I will never forget my first Christmas with Sven, surrounded by his family in his parents' crowded living room. That was the Christmas that I decided to quit wasting any time nudging him toward those pretty sweaters on the TV or saying things like, "Did you see what Pierre gave Louisa?"
That Christmas Day, once we were all over the shock of the gift that came out of the box that weighed as much as a bowling ball, that turned out to actually be a bowling ball, I wanted to throw it at him.
Of course I didn't do that.
I wanted to make a good impression with his family and all.
And it was too heavy.
"How much does this thing weigh?" I said, trying to get a hold of it.
"Thirteen pounds," says Sven, fanning out his feathers.

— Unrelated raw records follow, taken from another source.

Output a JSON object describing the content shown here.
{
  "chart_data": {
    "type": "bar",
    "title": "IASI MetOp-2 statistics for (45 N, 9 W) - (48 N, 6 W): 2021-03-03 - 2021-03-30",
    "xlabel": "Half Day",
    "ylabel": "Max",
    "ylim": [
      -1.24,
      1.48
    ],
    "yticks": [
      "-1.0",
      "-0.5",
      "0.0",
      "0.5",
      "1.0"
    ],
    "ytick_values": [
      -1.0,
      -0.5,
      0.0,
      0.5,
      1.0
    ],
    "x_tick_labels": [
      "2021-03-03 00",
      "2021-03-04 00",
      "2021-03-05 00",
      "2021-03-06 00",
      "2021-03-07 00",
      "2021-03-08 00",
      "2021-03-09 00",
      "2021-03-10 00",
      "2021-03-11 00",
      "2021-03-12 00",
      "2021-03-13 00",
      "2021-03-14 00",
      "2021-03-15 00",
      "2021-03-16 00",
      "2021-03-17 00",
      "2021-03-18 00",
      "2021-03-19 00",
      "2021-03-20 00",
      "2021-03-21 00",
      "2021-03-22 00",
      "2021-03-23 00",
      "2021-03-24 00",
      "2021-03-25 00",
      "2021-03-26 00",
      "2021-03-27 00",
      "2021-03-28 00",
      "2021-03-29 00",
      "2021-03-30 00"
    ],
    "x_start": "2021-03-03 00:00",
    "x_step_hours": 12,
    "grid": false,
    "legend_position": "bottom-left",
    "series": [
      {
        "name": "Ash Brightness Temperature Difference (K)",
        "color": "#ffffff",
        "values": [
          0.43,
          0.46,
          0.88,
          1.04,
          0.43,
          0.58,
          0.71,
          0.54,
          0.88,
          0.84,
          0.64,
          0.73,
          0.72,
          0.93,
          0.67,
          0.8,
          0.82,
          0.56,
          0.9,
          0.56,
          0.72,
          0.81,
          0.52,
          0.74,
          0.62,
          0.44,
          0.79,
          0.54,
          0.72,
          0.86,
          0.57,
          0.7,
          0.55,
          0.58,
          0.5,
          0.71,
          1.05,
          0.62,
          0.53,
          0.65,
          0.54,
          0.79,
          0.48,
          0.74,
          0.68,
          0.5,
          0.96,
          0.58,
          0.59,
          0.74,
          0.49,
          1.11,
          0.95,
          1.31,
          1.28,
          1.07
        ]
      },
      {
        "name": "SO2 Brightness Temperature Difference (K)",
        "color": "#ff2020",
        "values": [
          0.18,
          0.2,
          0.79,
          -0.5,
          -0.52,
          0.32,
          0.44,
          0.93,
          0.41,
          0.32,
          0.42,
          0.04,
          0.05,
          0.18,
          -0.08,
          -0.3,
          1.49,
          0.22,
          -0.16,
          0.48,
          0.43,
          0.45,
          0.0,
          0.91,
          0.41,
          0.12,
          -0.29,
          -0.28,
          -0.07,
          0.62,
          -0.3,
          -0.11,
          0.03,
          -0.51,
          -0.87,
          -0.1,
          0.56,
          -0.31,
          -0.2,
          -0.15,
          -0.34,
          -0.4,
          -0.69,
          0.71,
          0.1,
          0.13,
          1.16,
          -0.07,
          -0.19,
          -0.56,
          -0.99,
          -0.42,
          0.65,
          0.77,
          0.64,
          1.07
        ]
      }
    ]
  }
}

"Thirteen? Are you kidding me?"
"Well Millie," he says, I thought if your ball weighed a little more it might actually knock some pins down."
I tipped my head and slammed what was left of my glass of wine.
"That is going to be very difficult," I said.
"You'll get used to it," he says. "Maybe you will build up some muscles."
"Sven it doesn't even have any holes in it," I snapped.
"We have to take it in. They will drill them."
"Oh," I said.
Now Phyllis, I have to admit that Sven did have a good argument.
"But Millie," he said, on our way home, "It has a rose tattooed on it. That is why I picked that one out."
That is my Sweet Sven.
And that is when I explained to him that a bowling ball, with or without being all pretty and purple and with or without a rose tattooed on it, does not qualify as a Christmas present."
"What does it qualify for?" he asks.
"A Tuesday gift."
"A Tuesday Gift?" he says.
"Yes," I answered. "I think it is too nice for a Monday."